Data on direct-acting antiviral agent (DAA) treatment for mixed genotype hepatitis C virus (HCV) infection are scant. This study examined the effectiveness of glecaprevir/pibrentasvir (GLE/PIB) and ledipasvir/sofosbuvir (LDV/SOF) for mixed HCV genotype infection in a real-world setting in Taiwan. We analysed the data from all patients with mixed HCV genotype infections treated with GLE/PIB or LDV/SOF from 2017 to 2019 in three Chang Gung Memorial Hospitals in Taiwan. The primary treatment outcome was sustained virologic response 12 weeks after treatment cessation (SVR12). Adverse events (AEs) were also evaluated. A total of 5190 HCV patients received DAA treatment during this time period. Among them, 116 patients (2.2%) had mixed infections of any 2 or 3 genotypes of 1a, 1b, 2, 3 and 6. Fifty-four patients received GLE/PIB and 62 received LDV/SOF. SVR12 rates for LDV/SOF vs GLE/PIB therapy were 96.6% (56/58) vs 100% (51/51) by the per-protocol analysis and 90.3% (56/62) vs 94.4% (51/54) by the evaluable population analysis. Two patients with 1b + 6 and 1b + 2 genotype infections in the LDV/SOF group had relapse. Evaluating the GLE/PIB vs LDV/SOF groups for the most common AEs revealed pruritus (16.7% vs 4.8%), abdominal discomfort (5.6% vs 8%) and fatigue (5.6% vs 4.8%). One patient with AE-related treatment discontinuation presented with liver decompensation after 4-week GLE/PIB therapy. DAA-related significant laboratory abnormalities occurred in two patients with >3× elevated bilirubin level in the GLE/PIB group. GLE/PIB and LDV/SOF are well tolerated and achieve high SVR12 rates for patients with mixed HCV genotype infection.
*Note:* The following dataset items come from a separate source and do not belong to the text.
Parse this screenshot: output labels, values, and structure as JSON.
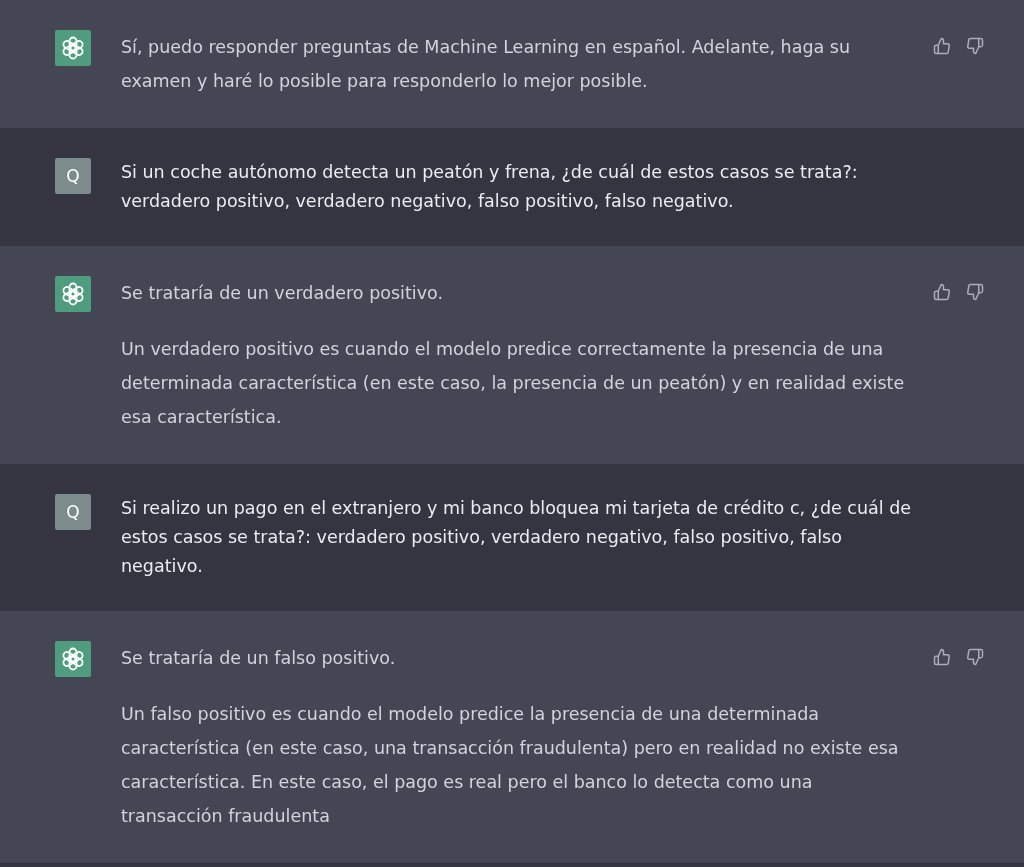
{
  "messages": [
    {
      "kind": "assistant",
      "paragraphs": [
        "Sí, puedo responder preguntas de Machine Learning en español. Adelante, haga su examen y haré lo posible para responderlo lo mejor posible."
      ]
    },
    {
      "kind": "user",
      "avatar": "Q",
      "paragraphs": [
        "Si un coche autónomo detecta un peatón y frena, ¿de cuál de estos casos se trata?: verdadero positivo, verdadero negativo, falso positivo, falso negativo."
      ]
    },
    {
      "kind": "assistant",
      "paragraphs": [
        "Se trataría de un verdadero positivo.",
        "Un verdadero positivo es cuando el modelo predice correctamente la presencia de una determinada característica (en este caso, la presencia de un peatón) y en realidad existe esa característica."
      ]
    },
    {
      "kind": "user",
      "avatar": "Q",
      "paragraphs": [
        "Si realizo un pago en el extranjero y mi banco bloquea mi tarjeta de crédito c, ¿de cuál de estos casos se trata?: verdadero positivo, verdadero negativo, falso positivo, falso negativo."
      ]
    },
    {
      "kind": "assistant",
      "paragraphs": [
        "Se trataría de un falso positivo.",
        "Un falso positivo es cuando el modelo predice la presencia de una determinada característica (en este caso, una transacción fraudulenta) pero en realidad no existe esa característica. En este caso, el pago es real pero el banco lo detecta como una transacción fraudulenta"
      ]
    }
  ]
}
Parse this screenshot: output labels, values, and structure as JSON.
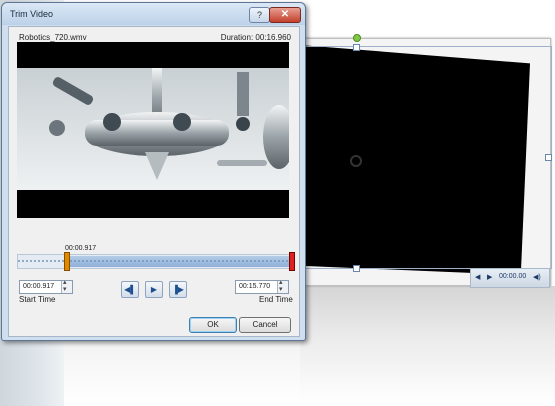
{
  "dialog": {
    "title": "Trim Video",
    "help_icon": "help-icon",
    "close_icon": "close-icon",
    "file_name": "Robotics_720.wmv",
    "duration_label": "Duration:",
    "duration_value": "00:16.960",
    "current_time": "00:00.917",
    "start_time_value": "00:00.917",
    "end_time_value": "00:15.770",
    "start_time_label": "Start Time",
    "end_time_label": "End Time",
    "previous_frame_icon": "previous-frame-icon",
    "play_icon": "play-icon",
    "next_frame_icon": "next-frame-icon",
    "ok_label": "OK",
    "cancel_label": "Cancel",
    "trim_start_fraction": 0.054,
    "trim_end_fraction": 0.93
  },
  "slide": {
    "player_time": "00:00.00",
    "play_icon": "play-icon",
    "back_icon": "rewind-icon",
    "volume_icon": "volume-icon"
  },
  "colors": {
    "accent": "#1d4f8f",
    "start_marker": "#e08a00",
    "end_marker": "#dd2222"
  }
}
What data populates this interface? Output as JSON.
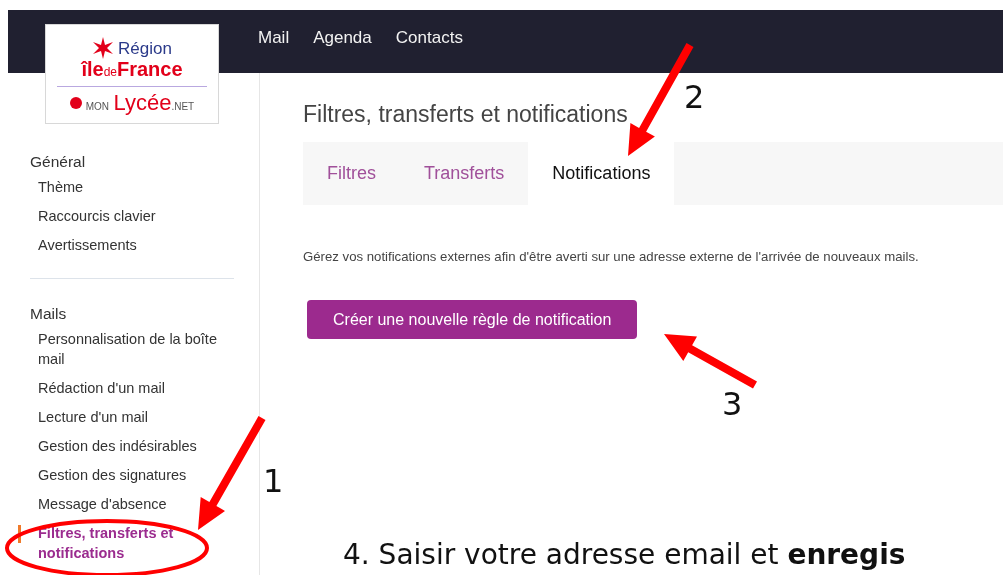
{
  "logo": {
    "region": "Région",
    "ile": "île",
    "de": "de",
    "france": "France",
    "mon": "MON",
    "lycee": "Lycée",
    "net": ".NET"
  },
  "nav": {
    "items": [
      "Mail",
      "Agenda",
      "Contacts"
    ]
  },
  "sidebar": {
    "sections": [
      {
        "title": "Général",
        "items": [
          {
            "label": "Thème",
            "selected": false
          },
          {
            "label": "Raccourcis clavier",
            "selected": false
          },
          {
            "label": "Avertissements",
            "selected": false
          }
        ]
      },
      {
        "title": "Mails",
        "items": [
          {
            "label": "Personnalisation de la boîte mail",
            "selected": false
          },
          {
            "label": "Rédaction d'un mail",
            "selected": false
          },
          {
            "label": "Lecture d'un mail",
            "selected": false
          },
          {
            "label": "Gestion des indésirables",
            "selected": false
          },
          {
            "label": "Gestion des signatures",
            "selected": false
          },
          {
            "label": "Message d'absence",
            "selected": false
          },
          {
            "label": "Filtres, transferts et notifications",
            "selected": true
          }
        ]
      }
    ]
  },
  "page_title": "Filtres, transferts et notifications",
  "tabs": [
    {
      "label": "Filtres",
      "selected": false
    },
    {
      "label": "Transferts",
      "selected": false
    },
    {
      "label": "Notifications",
      "selected": true
    }
  ],
  "description": "Gérez vos notifications externes afin d'être averti sur une adresse externe de l'arrivée de nouveaux mails.",
  "create_button": "Créer une nouvelle règle de notification",
  "annotations": [
    {
      "label": "1"
    },
    {
      "label": "2"
    },
    {
      "label": "3"
    }
  ],
  "caption": "4. Saisir votre adresse email et **enregis**"
}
直接作用抗病毒药物(DAA)治疗混合基因型丙型肝炎病毒(HCV)感染的数据很少。本研究在台湾的三个长庚纪念医院中,在真实环境下研究了 glecaprevir/pibrentasvir(GLE/PIB)和 ledipasvir/sofosbuvir(LDV/SOF)治疗混合 HCV 基因型感染的效果。我们分析了 2017 年至 2019 年间在台湾三个长庚纪念医院接受 GLE/PIB 或 LDV/SOF 治疗的所有混合 HCV 基因型感染患者的数据。主要治疗结局是治疗停止后 12 周持续病毒学应答(SVR12)。还评估了不良反应(AE)。在此期间,共有 5190 例 HCV 患者接受了 DAA 治疗。其中,116 例(2.2%)患者混合感染了 1a、1b、2、3 和 6 型的任何 2 种或 3 种基因型。54 例患者接受 GLE/PIB 治疗,62 例患者接受 LDV/SOF 治疗。LDV/SOF 与 GLE/PIB 治疗的 SVR12 率分别为按方案分析的 96.6%(56/58)和 100%(51/51),以及可评估人群分析的 90.3%(56/62)和 94.4%(51/54)。LDV/SOF 组中 2 例 1b+6 和 1b+2 基因型感染患者复发。评估 GLE/PIB 与 LDV/SOF 组最常见的 AEs 发现瘙痒(16.7%比 4.8%)、腹部不适(5.6%比 8%)和疲劳(5.6%比 4.8%)。1 例因 AE 相关治疗停药的患者在接受 GLE/PIB 治疗 4 周后出现肝功能失代偿。GLE/PIB 组有 2 例患者胆红素水平升高超过 3 倍,出现 DAA 相关显著实验室异常。GLE/PIB 和 LDV/SOF 耐受性良好,混合 HCV 基因型感染患者的 SVR12 率高。